What this story doesn’t tell us is how much borrowing we’d have to do before we start running a real risk of interest rate increases. It just assumed the risk is ever present.
But a quick glance at the data tells us the risk is minuscule: Interest rates on U.S. debt remain at historic lows. You may have heard economists talking about how America is stuck in an enormous savings glut: Huge amounts of money are sloshing around financial markets without enough assets (like U.S. treasuries) to invest in. On top of that, international trade relies on the U.S. dollar as its exchange currency of choice. So other countries are always trying to sock away big reserves of financial assets denominated in American dollars. Add it all up and demand for assets like U.S. debt vastly outstrips supply. Hence, low interest rates.

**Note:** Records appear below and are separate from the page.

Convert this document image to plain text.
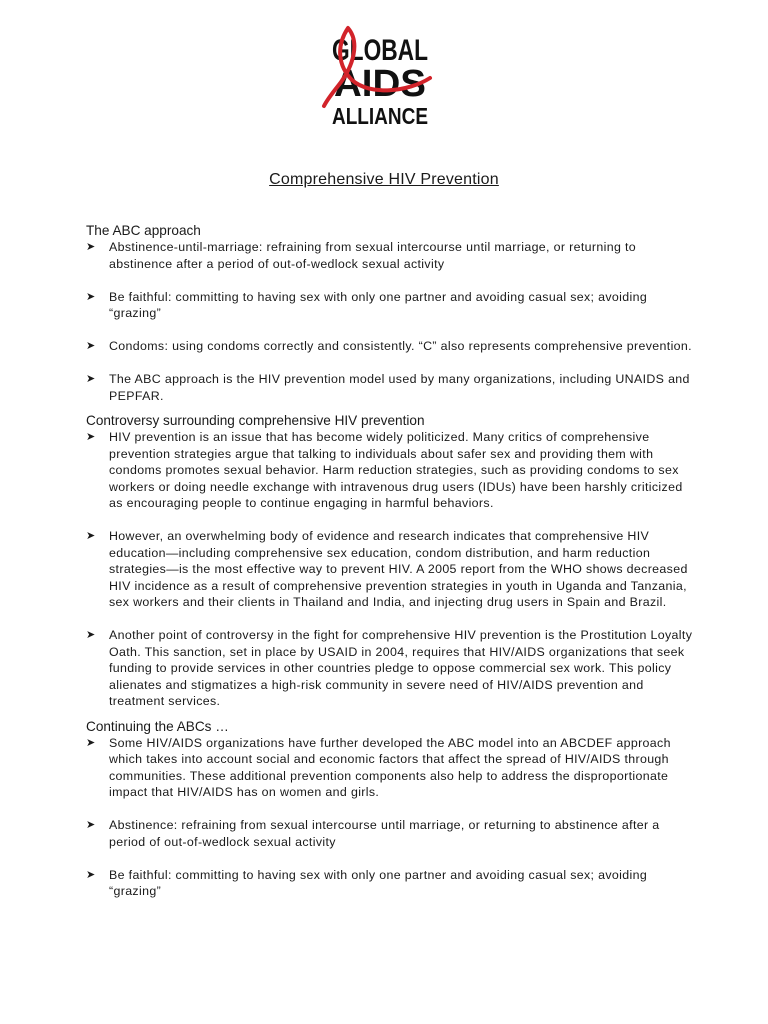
GLOBAL
AIDS
ALLIANCE
Comprehensive HIV Prevention
The ABC approach
➤ Abstinence-until-marriage: refraining from sexual intercourse until marriage, or returning to abstinence after a period of out-of-wedlock sexual activity
➤ Be faithful: committing to having sex with only one partner and avoiding casual sex; avoiding “grazing”
➤ Condoms: using condoms correctly and consistently. “C” also represents comprehensive prevention.
➤ The ABC approach is the HIV prevention model used by many organizations, including UNAIDS and PEPFAR.
Controversy surrounding comprehensive HIV prevention
➤ HIV prevention is an issue that has become widely politicized. Many critics of comprehensive prevention strategies argue that talking to individuals about safer sex and providing them with condoms promotes sexual behavior. Harm reduction strategies, such as providing condoms to sex workers or doing needle exchange with intravenous drug users (IDUs) have been harshly criticized as encouraging people to continue engaging in harmful behaviors.
➤ However, an overwhelming body of evidence and research indicates that comprehensive HIV education—including comprehensive sex education, condom distribution, and harm reduction strategies—is the most effective way to prevent HIV. A 2005 report from the WHO shows decreased HIV incidence as a result of comprehensive prevention strategies in youth in Uganda and Tanzania, sex workers and their clients in Thailand and India, and injecting drug users in Spain and Brazil.
➤ Another point of controversy in the fight for comprehensive HIV prevention is the Prostitution Loyalty Oath. This sanction, set in place by USAID in 2004, requires that HIV/AIDS organizations that seek funding to provide services in other countries pledge to oppose commercial sex work. This policy alienates and stigmatizes a high-risk community in severe need of HIV/AIDS prevention and treatment services.
Continuing the ABCs …
➤ Some HIV/AIDS organizations have further developed the ABC model into an ABCDEF approach which takes into account social and economic factors that affect the spread of HIV/AIDS through communities. These additional prevention components also help to address the disproportionate impact that HIV/AIDS has on women and girls.
➤ Abstinence: refraining from sexual intercourse until marriage, or returning to abstinence after a period of out-of-wedlock sexual activity
➤ Be faithful: committing to having sex with only one partner and avoiding casual sex; avoiding “grazing”
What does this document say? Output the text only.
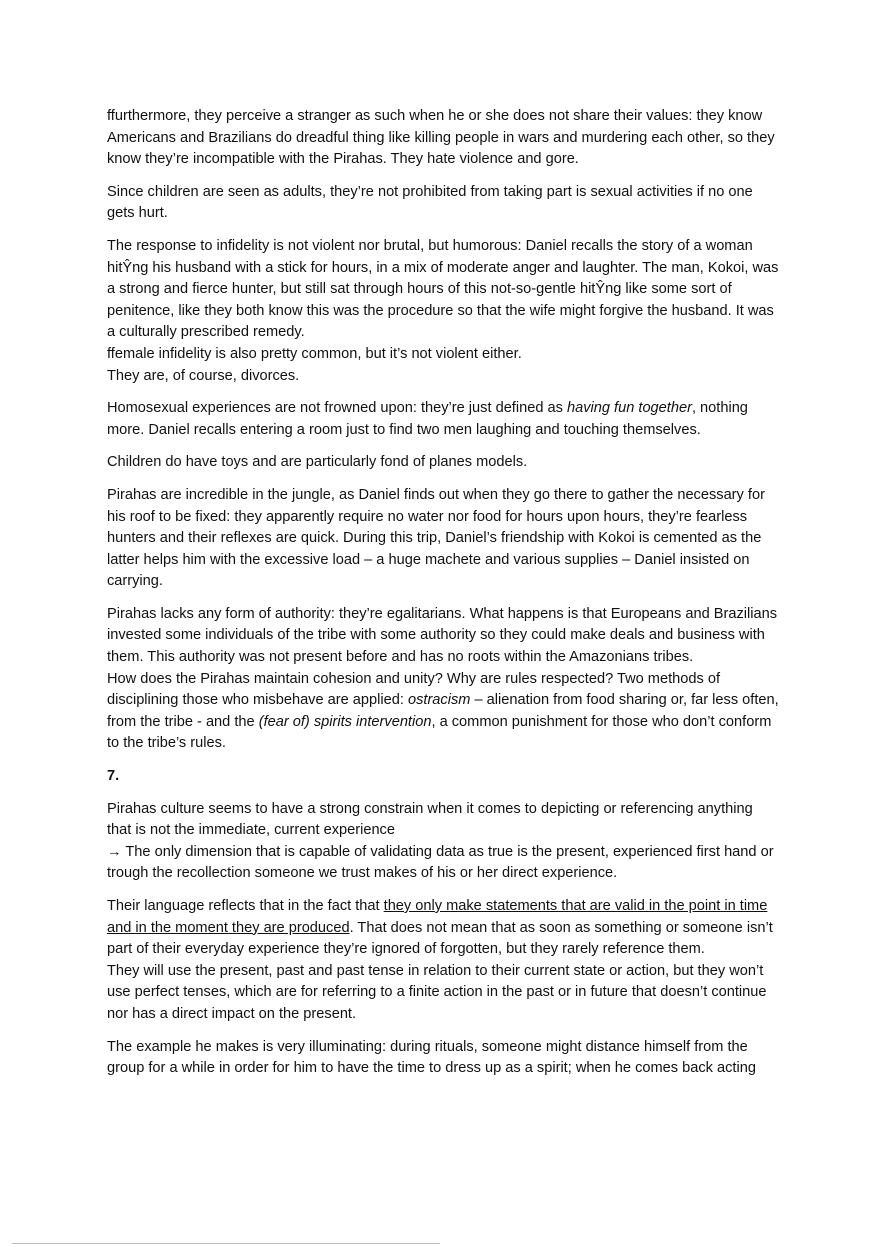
ffurthermore, they perceive a stranger as such when he or she does not share their values: they know Americans and Brazilians do dreadful thing like killing people in wars and murdering each other, so they know they’re incompatible with the Pirahas. They hate violence and gore.

Since children are seen as adults, they’re not prohibited from taking part is sexual activities if no one gets hurt.

The response to infidelity is not violent nor brutal, but humorous: Daniel recalls the story of a woman hitŶng his husband with a stick for hours, in a mix of moderate anger and laughter. The man, Kokoi, was a strong and fierce hunter, but still sat through hours of this not-so-gentle hitŶng like some sort of penitence, like they both know this was the procedure so that the wife might forgive the husband. It was a culturally prescribed remedy.
ffemale infidelity is also pretty common, but it’s not violent either.
They are, of course, divorces.

Homosexual experiences are not frowned upon: they’re just defined as having fun together, nothing more. Daniel recalls entering a room just to find two men laughing and touching themselves.

Children do have toys and are particularly fond of planes models.

Pirahas are incredible in the jungle, as Daniel finds out when they go there to gather the necessary for his roof to be fixed: they apparently require no water nor food for hours upon hours, they’re fearless hunters and their reflexes are quick. During this trip, Daniel’s friendship with Kokoi is cemented as the latter helps him with the excessive load – a huge machete and various supplies – Daniel insisted on carrying.

Pirahas lacks any form of authority: they’re egalitarians. What happens is that Europeans and Brazilians invested some individuals of the tribe with some authority so they could make deals and business with them. This authority was not present before and has no roots within the Amazonians tribes.
How does the Pirahas maintain cohesion and unity? Why are rules respected? Two methods of disciplining those who misbehave are applied: ostracism – alienation from food sharing or, far less often, from the tribe - and the (fear of) spirits intervention, a common punishment for those who don’t conform to the tribe’s rules.

7.

Pirahas culture seems to have a strong constrain when it comes to depicting or referencing anything that is not the immediate, current experience
→ The only dimension that is capable of validating data as true is the present, experienced first hand or trough the recollection someone we trust makes of his or her direct experience.
Their language reflects that in the fact that they only make statements that are valid in the point in time and in the moment they are produced. That does not mean that as soon as something or someone isn’t part of their everyday experience they’re ignored of forgotten, but they rarely reference them.
They will use the present, past and past tense in relation to their current state or action, but they won’t use perfect tenses, which are for referring to a finite action in the past or in future that doesn’t continue nor has a direct impact on the present.

The example he makes is very illuminating: during rituals, someone might distance himself from the group for a while in order for him to have the time to dress up as a spirit; when he comes back acting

More borrowing by the U.S. would actually create more of those assets, bringing supply back even with demand. Once we’ve created enough assets to soak up the savings glut, then we’d face a real risk of higher interest rates…

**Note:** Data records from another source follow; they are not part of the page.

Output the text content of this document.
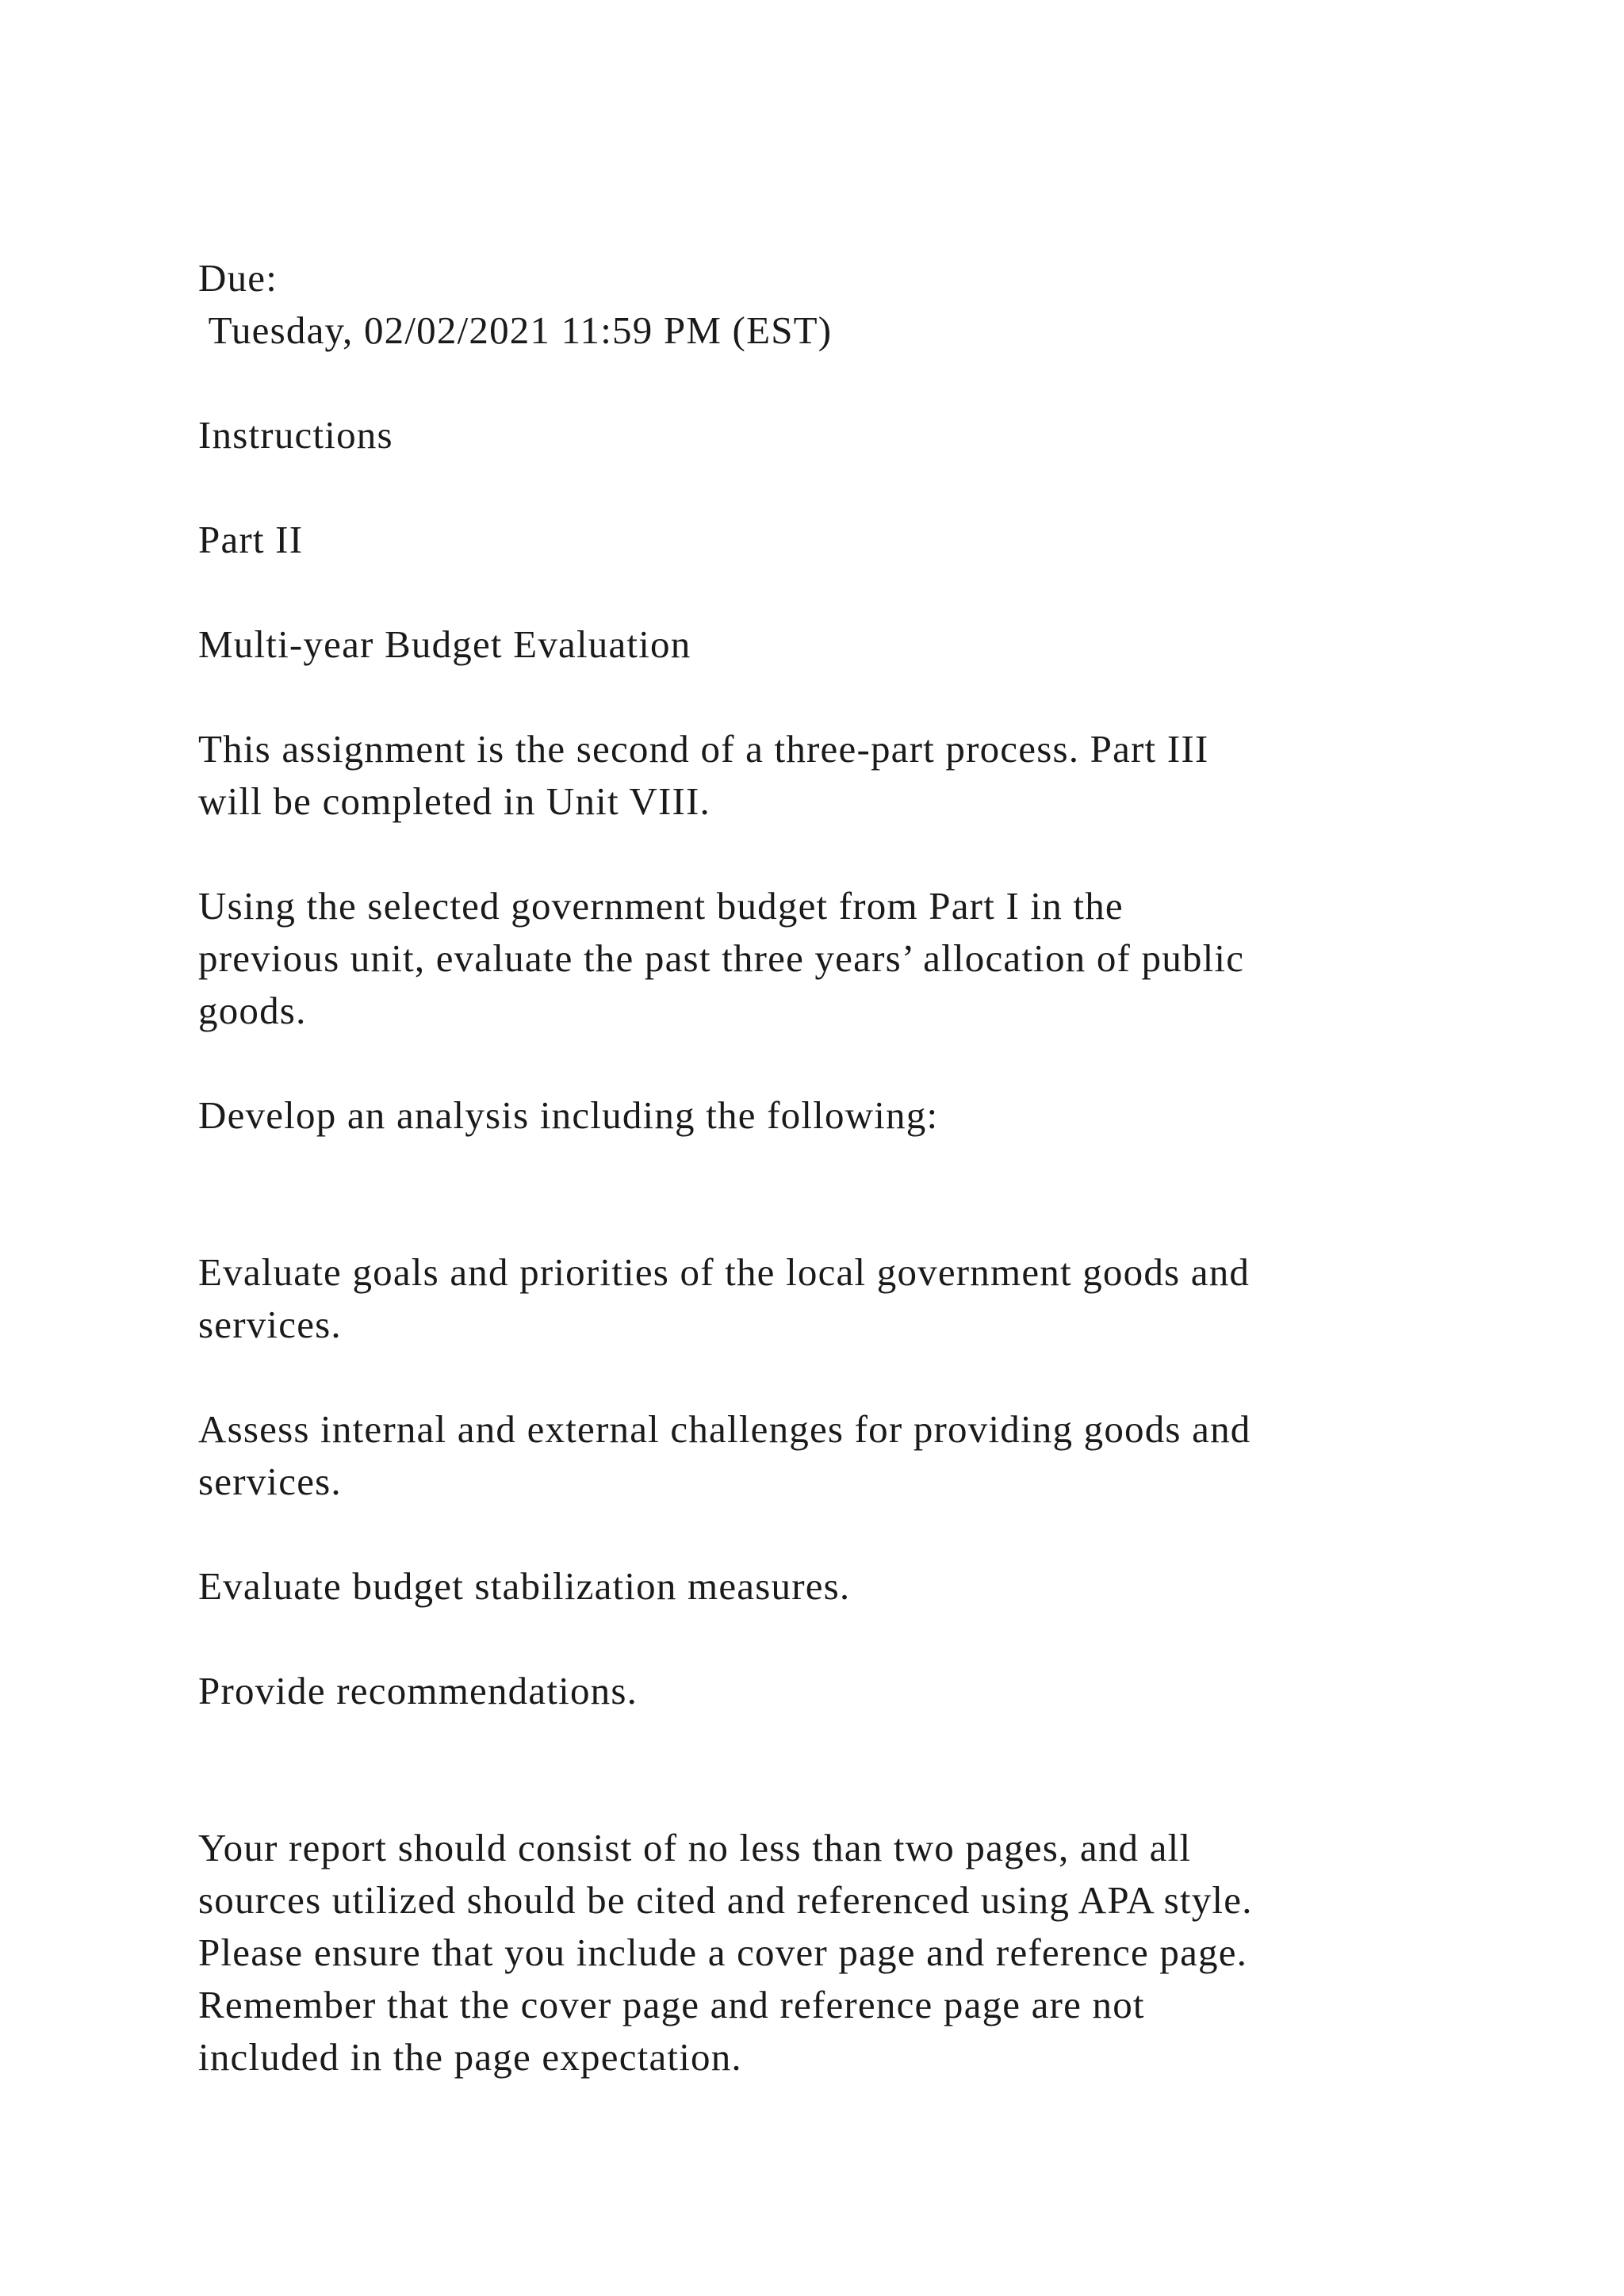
Due:
Tuesday, 02/02/2021 11:59 PM (EST)
Instructions
Part II
Multi-year Budget Evaluation
This assignment is the second of a three-part process. Part III
will be completed in Unit VIII.
Using the selected government budget from Part I in the
previous unit, evaluate the past three years’ allocation of public
goods.
Develop an analysis including the following:
Evaluate goals and priorities of the local government goods and
services.
Assess internal and external challenges for providing goods and
services.
Evaluate budget stabilization measures.
Provide recommendations.
Your report should consist of no less than two pages, and all
sources utilized should be cited and referenced using APA style.
Please ensure that you include a cover page and reference page.
Remember that the cover page and reference page are not
included in the page expectation.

But let’s say you had a Fed with the opposite priorities. Surely, if you monetize enough debt, you’ll cause inflation.
Well, yes, but again the question is, at what point? It’s not always true that paying debt obligations with newly created money will increase inflation. It’s only true when the economy is running at full capacity.
If the additional dollars spur the creation of additional goods and services, then they’ll absorb the new money supplies. Only when everyone already has a good paying job, and all the productive factors in the economy are being put to full use, will the newly created money inevitably chase the same amount of goods and services that existed before. And that’s what causes prices to rise.
The deficit spending due to Il Trumpe’s proposed tax cuts–that is, the amount of money we would send to the wealthy and corporations–is equal to the entire discretionary federal budget (give or take). We could double everything, from the FBI to the NIH. To put this is context, Sen. Sanders’ original campaign proposal for free college tuition was pegged at $120 billion per year. NIH, NASA, and NSF combined is less than $60 billion. Upgrading all of our current mass transit systems doesn’t come close to hundreds of billions of dollars, never mind trillions. Or shit, we could eliminate the worker component of payroll taxes and still have $100 billion (or more) leftover. Whatever floats your boat.
You get the idea. This is the real tragedy here–we could have nice things, but instead, we impose austerity on ourselves. In fact, giving even more money to the wealthy will only make things like they are now, just suckier:
But Trump’s tax cuts would flow overwhelmingly into the pockets of the already wealthy. That’s much more likely to just swell the savings glut still further, and keep interest rates depressed. So Trump’s plan will make inequality much worse, and almost certainly prove useless as far as job creation goes.
The tax cuts are awful policy, but not because of TEH DEFICITZ11!!!11
Someday, Democrats will figure this out and have the courage to talk about it (Republicans probably won’t either*). Until then, we can’t have nice things because of our ignorance.
*Or maybe they have, and they’re just lying through their teeth.